O que faço aqui não é exatamente um balanço biográfico, mas um esforço singelo para preservar o mundo tal como se apresentou para mim. Tento estabelecer a narrativa definidora da minha existência, os caminhos da minha finitude e meu modo próprio de me inscrever em uma determinada época e configuração de mundo. Aqui me ocupo de todos os tempos de mim mesmo em finitude e espanto.
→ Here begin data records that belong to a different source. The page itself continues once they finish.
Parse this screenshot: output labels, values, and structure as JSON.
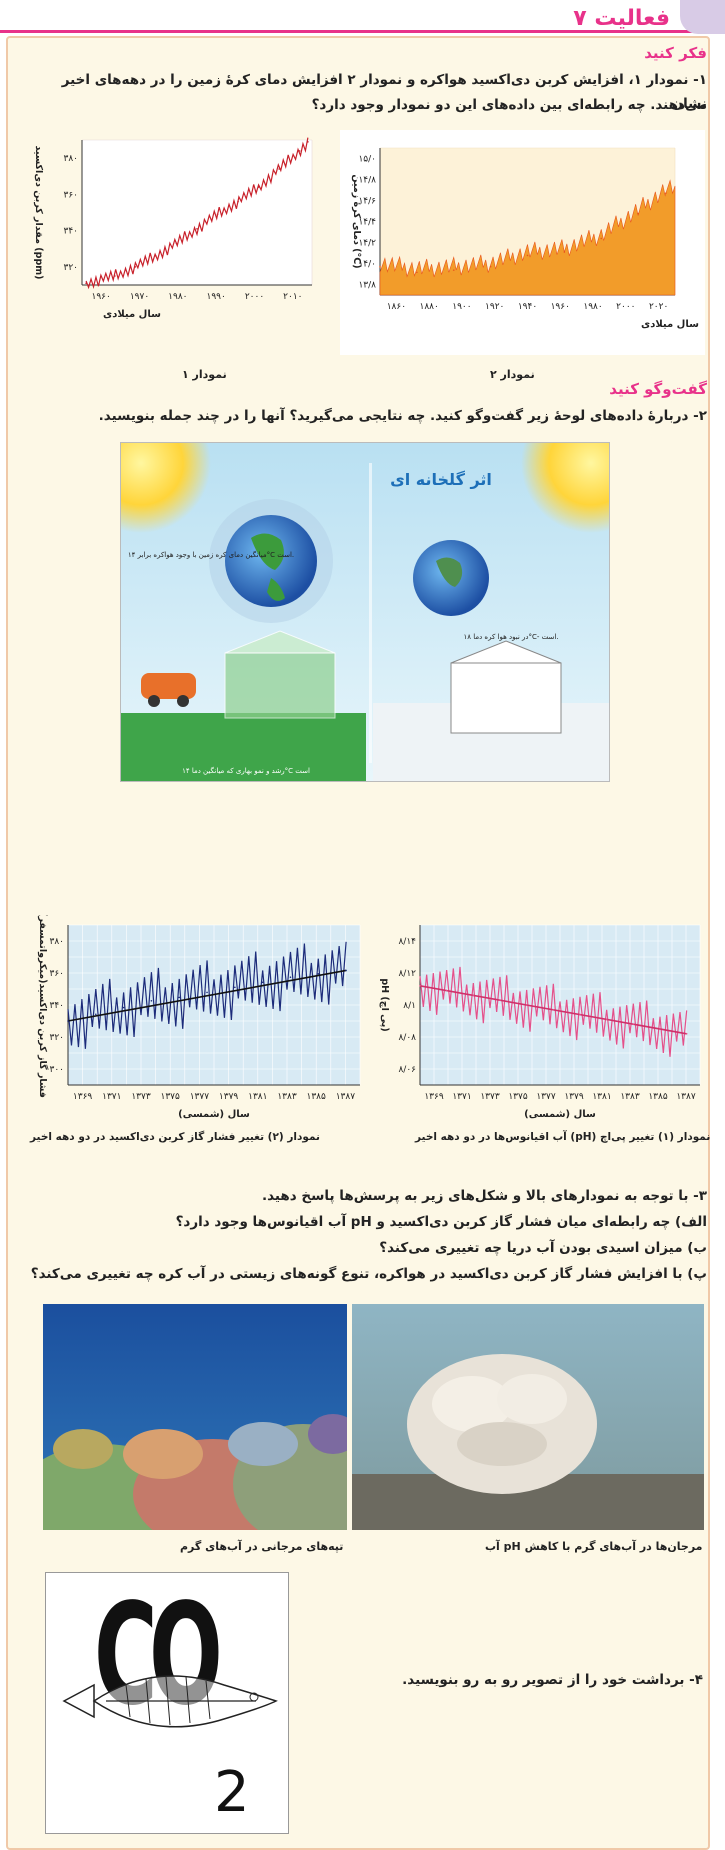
{
  "header": {
    "title": "فعالیت ۷"
  },
  "section1": {
    "heading": "فکر کنید",
    "question_line1": "۱- نمودار ۱، افزایش کربن دی‌اکسید هواکره و نمودار ۲ افزایش دمای کرهٔ زمین را در دهه‌های اخیر نشان",
    "question_line2": "می‌دهند. چه رابطه‌ای بین داده‌های این دو نمودار وجود دارد؟"
  },
  "chart_data": [
    {
      "type": "line",
      "title": "نمودار ۱",
      "xlabel": "سال میلادی",
      "ylabel": "مقدار کربن دی‌اکسید (ppm)",
      "x_ticks": [
        "۱۹۶۰",
        "۱۹۷۰",
        "۱۹۸۰",
        "۱۹۹۰",
        "۲۰۰۰",
        "۲۰۱۰"
      ],
      "y_ticks": [
        "۳۸۰",
        "۳۶۰",
        "۳۴۰",
        "۳۲۰"
      ],
      "ylim": [
        315,
        395
      ],
      "xlim": [
        1957,
        2013
      ],
      "series": [
        {
          "x": [
            1958,
            1965,
            1970,
            1975,
            1980,
            1985,
            1990,
            1995,
            2000,
            2005,
            2010,
            2012
          ],
          "values": [
            316,
            320,
            325,
            331,
            338,
            346,
            354,
            361,
            369,
            379,
            389,
            394
          ]
        }
      ]
    },
    {
      "type": "area",
      "title": "نمودار ۲",
      "xlabel": "سال میلادی",
      "ylabel": "دمای کرهٔ زمین (°C)",
      "x_ticks": [
        "۱۸۶۰",
        "۱۸۸۰",
        "۱۹۰۰",
        "۱۹۲۰",
        "۱۹۴۰",
        "۱۹۶۰",
        "۱۹۸۰",
        "۲۰۰۰",
        "۲۰۲۰"
      ],
      "y_ticks": [
        "۱۵/۰",
        "۱۴/۸",
        "۱۴/۶",
        "۱۴/۴",
        "۱۴/۲",
        "۱۴/۰",
        "۱۳/۸"
      ],
      "ylim": [
        13.7,
        15.0
      ],
      "xlim": [
        1860,
        2020
      ],
      "series": [
        {
          "x": [
            1860,
            1880,
            1900,
            1920,
            1940,
            1960,
            1980,
            2000,
            2015
          ],
          "values": [
            13.95,
            13.9,
            13.92,
            13.95,
            14.05,
            14.08,
            14.2,
            14.42,
            14.6
          ]
        }
      ]
    },
    {
      "type": "line",
      "title": "نمودار (۲) تغییر فشار گاز کربن دی‌اکسید در دو دهه اخیر",
      "xlabel": "سال (شمسی)",
      "ylabel": "فشار گاز کربن دی‌اکسید(میکرواتمسفر)",
      "x_ticks": [
        "۱۳۶۹",
        "۱۳۷۱",
        "۱۳۷۳",
        "۱۳۷۵",
        "۱۳۷۷",
        "۱۳۷۹",
        "۱۳۸۱",
        "۱۳۸۳",
        "۱۳۸۵",
        "۱۳۸۷"
      ],
      "y_ticks": [
        "۳۸۰",
        "۳۶۰",
        "۳۴۰",
        "۳۲۰",
        "۳۰۰"
      ],
      "ylim": [
        290,
        385
      ],
      "xlim": [
        1368,
        1389
      ],
      "series": [
        {
          "x": [
            1368,
            1370,
            1372,
            1374,
            1376,
            1378,
            1380,
            1382,
            1384,
            1386,
            1388
          ],
          "values": [
            328,
            332,
            336,
            340,
            342,
            345,
            348,
            351,
            354,
            356,
            358
          ]
        }
      ]
    },
    {
      "type": "line",
      "title": "نمودار (۱) تغییر پی‌اچ (pH) آب اقیانوس‌ها در دو دهه اخیر",
      "xlabel": "سال (شمسی)",
      "ylabel": "pH (پی اچ)",
      "x_ticks": [
        "۱۳۶۹",
        "۱۳۷۱",
        "۱۳۷۳",
        "۱۳۷۵",
        "۱۳۷۷",
        "۱۳۷۹",
        "۱۳۸۱",
        "۱۳۸۳",
        "۱۳۸۵",
        "۱۳۸۷"
      ],
      "y_ticks": [
        "۸/۱۴",
        "۸/۱۲",
        "۸/۱",
        "۸/۰۸",
        "۸/۰۶"
      ],
      "ylim": [
        8.05,
        8.15
      ],
      "xlim": [
        1368,
        1389
      ],
      "series": [
        {
          "x": [
            1368,
            1370,
            1372,
            1374,
            1376,
            1378,
            1380,
            1382,
            1384,
            1386,
            1388
          ],
          "values": [
            8.112,
            8.109,
            8.106,
            8.103,
            8.1,
            8.097,
            8.094,
            8.091,
            8.088,
            8.085,
            8.082
          ]
        }
      ]
    }
  ],
  "charts_top": {
    "caption1": "نمودار ۱",
    "caption2": "نمودار ۲"
  },
  "section2": {
    "heading": "گفت‌وگو کنید",
    "question": "۲- دربارهٔ داده‌های لوحهٔ زیر گفت‌وگو کنید. چه نتایجی می‌گیرید؟ آنها را در چند جمله بنویسید."
  },
  "greenhouse": {
    "title": "اثر گلخانه ای",
    "label_left": "میانگین دمای کره زمین با وجود هواکره برابر ۱۴°C است.",
    "label_right": "در نبود هوا کره دما ۱۸°C- است.",
    "label_bottom": "رشد و نمو بهاری که میانگین دما ۱۴°C است"
  },
  "charts_mid": {
    "caption_left": "نمودار (۲) تغییر فشار گاز کربن دی‌اکسید در دو دهه اخیر",
    "caption_right": "نمودار (۱) تغییر پی‌اچ (pH) آب اقیانوس‌ها در دو دهه اخیر"
  },
  "section3": {
    "q3": "۳- با توجه به نمودارهای بالا و شکل‌های زیر به پرسش‌ها پاسخ دهید.",
    "qa": "الف) چه رابطه‌ای میان فشار گاز کربن دی‌اکسید و pH آب اقیانوس‌ها وجود دارد؟",
    "qb": "ب) میزان اسیدی بودن آب دریا چه تغییری می‌کند؟",
    "qc": "پ) با افزایش فشار گاز کربن دی‌اکسید در هواکره، تنوع گونه‌های زیستی در آب کره چه تغییری می‌کند؟"
  },
  "photos": {
    "caption_left": "تپه‌های مرجانی در آب‌های گرم",
    "caption_right": "مرجان‌ها در آب‌های گرم با کاهش pH آب"
  },
  "section4": {
    "question": "۴- برداشت خود را از تصویر رو به رو بنویسید.",
    "co_text": "CO",
    "sub_text": "2"
  }
}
Levo a cabo um balanço provisório de quem fui em minha experiência de mundo.
terça-feira, 21 de janeiro de 2025
QUARTO DE ESTUDO
Desde adolescente um dos meus maiores sonhos de consumo era ter um conjunto de escrivaninha e estantes de madeira para decorar o meu quarto e acomodar minha biblioteca.
Nunca realizei este singelo desejo que, surpreendentemente, permanece atual, nos dias de hoje quanto já passei dos cinquenta anos e sustento meu próprio teto.
No fundo, ter saído da casa dos meus pais não me levou a uma bem sucedida emancipação da tutela familiar.
Me tornei um adulto pouco funcional e totalmente inadequado a sociedade atual.
Eis um fracasso do qual sinceramente me orgulho.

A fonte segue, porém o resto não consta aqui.